Environ 250 personnes d'une trentaine de nationalités différentes sont toujours détenues à Guantánamo, la plupart sans avoir été jugées ni même inculpées. Le président élu des États-Unis, Barack Obama, a annoncé que la fermeture « de manière responsable » du centre de détention de Guantánamo serait un élément essentiel pour évaluer le succès de ses deux premières années au pouvoir.

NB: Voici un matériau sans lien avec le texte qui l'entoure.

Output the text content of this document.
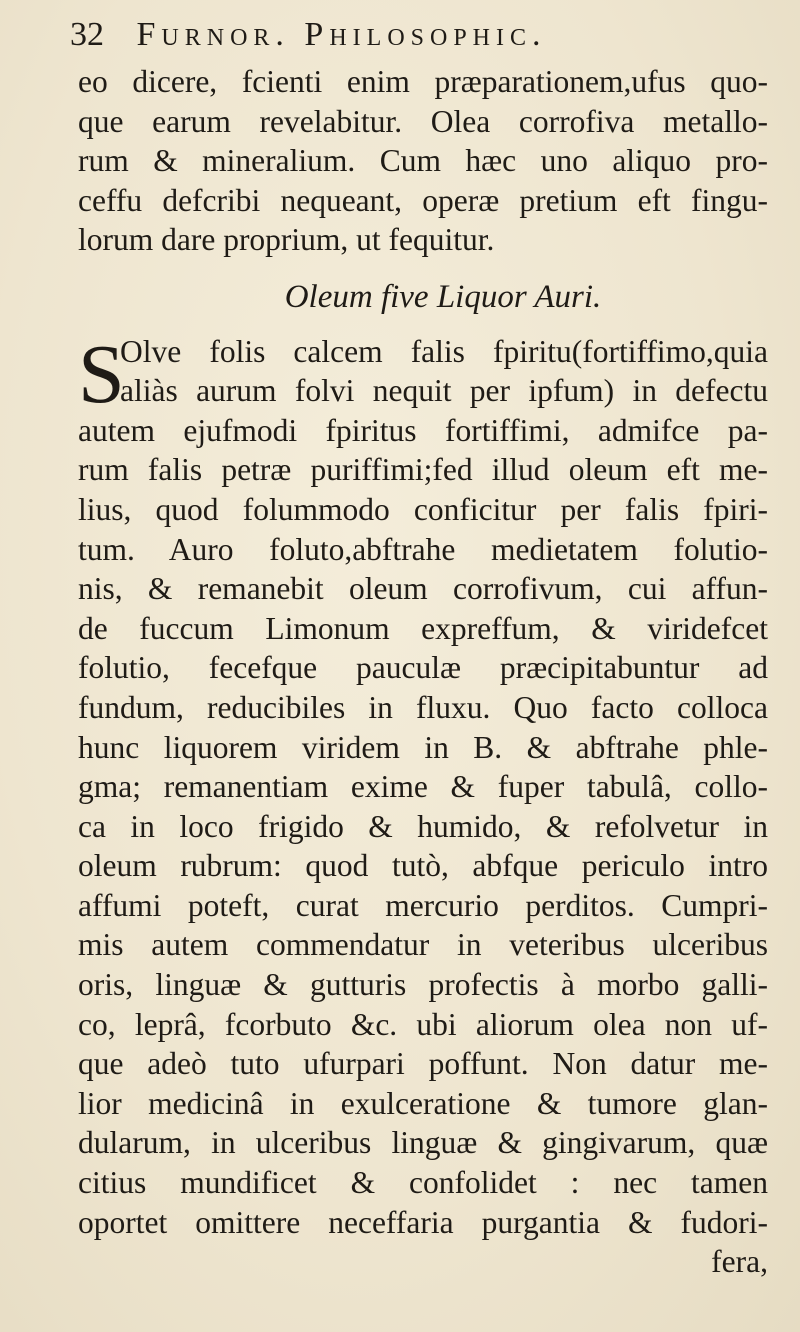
32 Furnor. Philosophic.
eo dicere, fcienti enim præparationem,ufus quo-
que earum revelabitur. Olea corrofiva metallo-
rum & mineralium. Cum hæc uno aliquo pro-
ceffu defcribi nequeant, operæ pretium eft fingu-
lorum dare proprium, ut fequitur.
Oleum five Liquor Auri.
S
Olve folis calcem falis fpiritu(fortiffimo,quia
aliàs aurum folvi nequit per ipfum) in defectu
autem ejufmodi fpiritus fortiffimi, admifce pa-
rum falis petræ puriffimi;fed illud oleum eft me-
lius, quod folummodo conficitur per falis fpiri-
tum. Auro foluto,abftrahe medietatem folutio-
nis, & remanebit oleum corrofivum, cui affun-
de fuccum Limonum expreffum, & viridefcet
folutio, fecefque pauculæ præcipitabuntur ad
fundum, reducibiles in fluxu. Quo facto colloca
hunc liquorem viridem in B. & abftrahe phle-
gma; remanentiam exime & fuper tabulâ, collo-
ca in loco frigido & humido, & refolvetur in
oleum rubrum: quod tutò, abfque periculo intro
affumi poteft, curat mercurio perditos. Cumpri-
mis autem commendatur in veteribus ulceribus
oris, linguæ & gutturis profectis à morbo galli-
co, leprâ, fcorbuto &c. ubi aliorum olea non uf-
que adeò tuto ufurpari poffunt. Non datur me-
lior medicinâ in exulceratione & tumore glan-
dularum, in ulceribus linguæ & gingivarum, quæ
citius mundificet & confolidet : nec tamen
oportet omittere neceffaria purgantia & fudori-
fera,
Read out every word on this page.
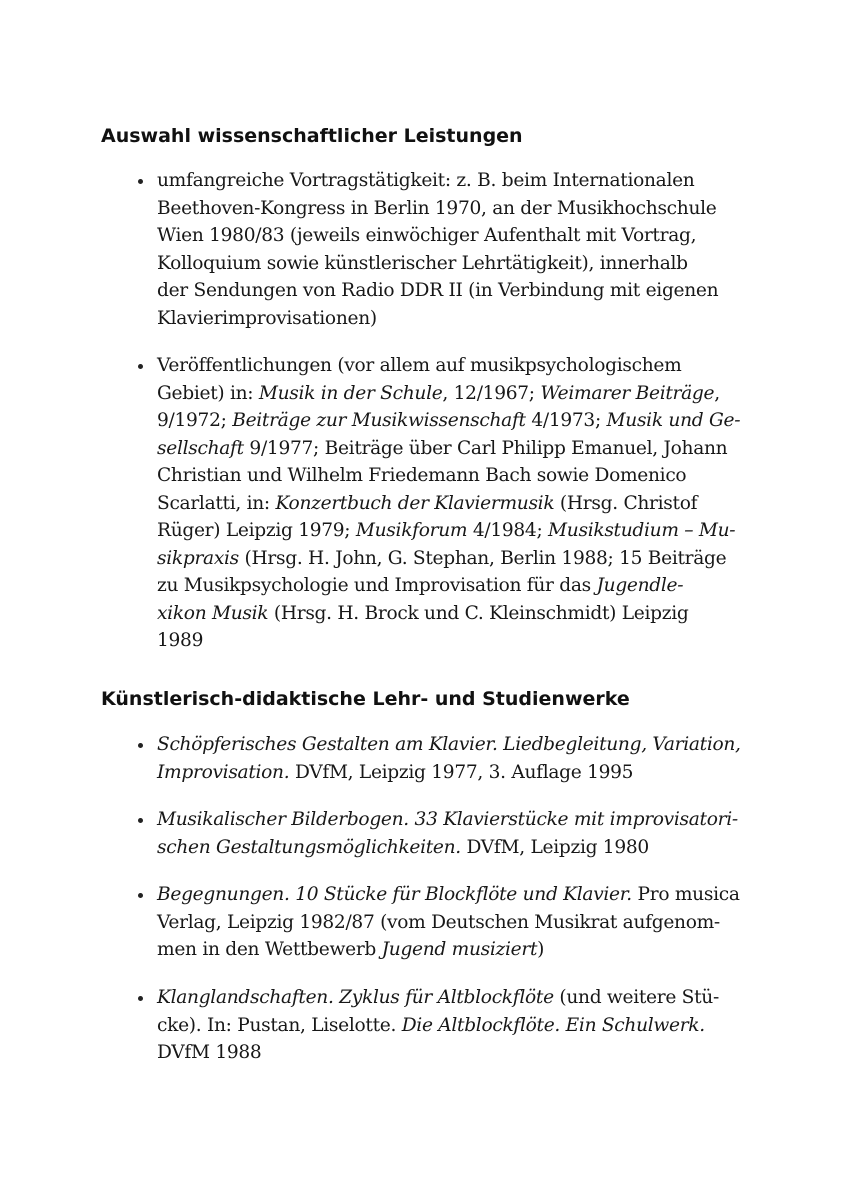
Auswahl wissenschaftlicher Leistungen
umfangreiche Vortragstätigkeit: z. B. beim Internationalen
Beethoven-Kongress in Berlin 1970, an der Musikhochschule
Wien 1980/83 (jeweils einwöchiger Aufenthalt mit Vortrag,
Kolloquium sowie künstlerischer Lehrtätigkeit), innerhalb
der Sendungen von Radio DDR II (in Verbindung mit eigenen
Klavierimprovisationen)
Veröffentlichungen (vor allem auf musikpsychologischem
Gebiet) in: Musik in der Schule, 12/1967; Weimarer Beiträge,
9/1972; Beiträge zur Musikwissenschaft 4/1973; Musik und Ge-
sellschaft 9/1977; Beiträge über Carl Philipp Emanuel, Johann
Christian und Wilhelm Friedemann Bach sowie Domenico
Scarlatti, in: Konzertbuch der Klaviermusik (Hrsg. Christof
Rüger) Leipzig 1979; Musikforum 4/1984; Musikstudium – Mu-
sikpraxis (Hrsg. H. John, G. Stephan, Berlin 1988; 15 Beiträge
zu Musikpsychologie und Improvisation für das Jugendle-
xikon Musik (Hrsg. H. Brock und C. Kleinschmidt) Leipzig
1989
Künstlerisch-didaktische Lehr- und Studienwerke
Schöpferisches Gestalten am Klavier. Liedbegleitung, Variation,
Improvisation. DVfM, Leipzig 1977, 3. Auflage 1995
Musikalischer Bilderbogen. 33 Klavierstücke mit improvisatori-
schen Gestaltungsmöglichkeiten. DVfM, Leipzig 1980
Begegnungen. 10 Stücke für Blockflöte und Klavier. Pro musica
Verlag, Leipzig 1982/87 (vom Deutschen Musikrat aufgenom-
men in den Wettbewerb Jugend musiziert)
Klanglandschaften. Zyklus für Altblockflöte (und weitere Stü-
cke). In: Pustan, Liselotte. Die Altblockflöte. Ein Schulwerk.
DVfM 1988
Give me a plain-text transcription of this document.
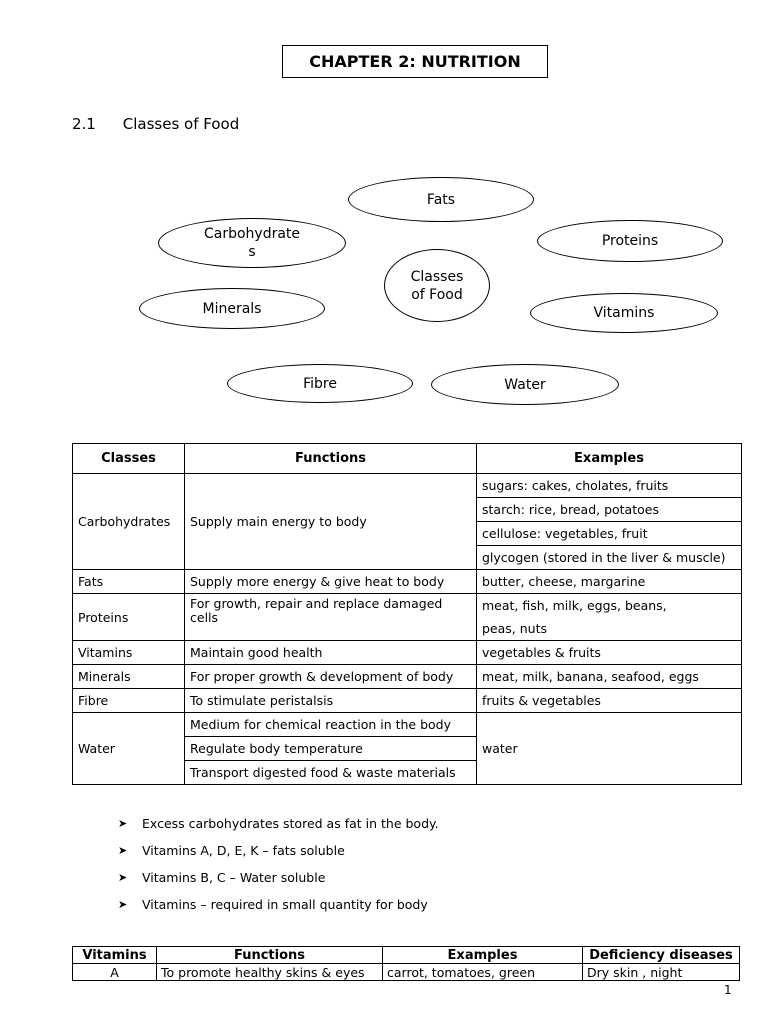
CHAPTER 2: NUTRITION
2.1 Classes of Food
Fats
Carbohydrate
s
Proteins
Classes
of Food
Minerals	Vitamins
Fibre	Water
Classes	Functions	Examples
Carbohydrates	Supply main energy to body	sugars: cakes, cholates, fruits
		starch: rice, bread, potatoes
		cellulose: vegetables, fruit
		glycogen (stored in the liver & muscle)
Fats	Supply more energy & give heat to body	butter, cheese, margarine
Proteins	For growth, repair and replace damaged cells	meat, fish, milk, eggs, beans,
		peas, nuts
Vitamins	Maintain good health	vegetables & fruits
Minerals	For proper growth & development of body	meat, milk, banana, seafood, eggs
Fibre	To stimulate peristalsis	fruits & vegetables
Water	Medium for chemical reaction in the body	water
	Regulate body temperature	
	Transport digested food & waste materials	
➤	Excess carbohydrates stored as fat in the body.
➤	Vitamins A, D, E, K – fats soluble
➤	Vitamins B, C – Water soluble
➤	Vitamins – required in small quantity for body
Vitamins	Functions	Examples	Deficiency diseases
A	To promote healthy skins & eyes	carrot, tomatoes, green	Dry skin , night
1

ACTION RECOMMANDÉE : dans les appels que vous ferez parvenir le plus vite possible aux destinataires mentionnés ci-après (en anglais ou dans votre propre langue) en utilisant vos propres mots et en vous inspirant des recommandations suivantes :

- dites-vous préoccupé par l'état de santé d'Ahmed Zuhair, détenu à Guantánamo ;

- saluez l'ordonnance émise par le juge Emmett Sullivan en faveur d'un examen médical indépendant d'Ahmed Zuhair et incitez les autorités à veiller à ce que cet examen ait lieu dans les plus brefs délais ;

- demandez instamment l'abandon immédiat du recours à la chaise d'immobilisation à l'encontre d'Ahmed Zuhair lorsqu'il est alimenté de force ;

- priez les autorités de faire le nécessaire pour qu'il bénéficie de tous les soins médicaux requis par son état de santé ;

- exhortez-les à libérer Ahmed Zuhair, ou à l'inculper immédiatement d'infractions dûment reconnues par la loi afin qu'il soit jugé par un tribunal fédéral américain de droit commun.


APPELS À :

Secrétaire américain à la Défense :
The Honorable Robert M. Gates

US Secretary of Defense, 1000 Defense Pentagon, Washington DC 20301, États-Unis

Fax : +1 703 571 8951

Formule d'appel : Dear Secretary of Defense, / Monsieur le Ministre,


(Uniquement jusqu'au 20 janvier)

Vice-ministre de la Justice :
The Honorable Gregory G. Katsas, Assistant Attorney General, US Department of Justice

950 Pennsylvania Avenue NW, Room 3141, Washington, DC 20530-0001, États-Unis

Fax : +1 202 307 6777 ou +1 202 616 8470

Courriers électroniques : Gregory.Katsas@usdoj.org

Formule d'appel : Dear Assistant Attorney General, / Monsieur le Vice-ministre,


Président des États-Unis :
President George W. Bush, The White House, 1600 Pennsylvania Avenue NW, Washington, DC 20500, États-Unis

Fax : +1 202 456 2461

Courriers électroniques : president@whitehouse.gov

Formule d'appel : Dear Mr President, / Monsieur le Président,


COPIES aux représentants diplomatiques des États-Unis dans votre pays.


PRIÈRE D'INTERVENIR IMMÉDIATEMENT. APRÈS LE 2 FÉVRIER 2009, VÉRIFIEZ AUPRÈS DE VOTRE SECTION S'IL FAUT ENCORE INTERVENIR. MERCI. (Après le 20 janvier, merci d'envoyer vos appels uniquement au secrétaire à la Défense, Robert Gates.)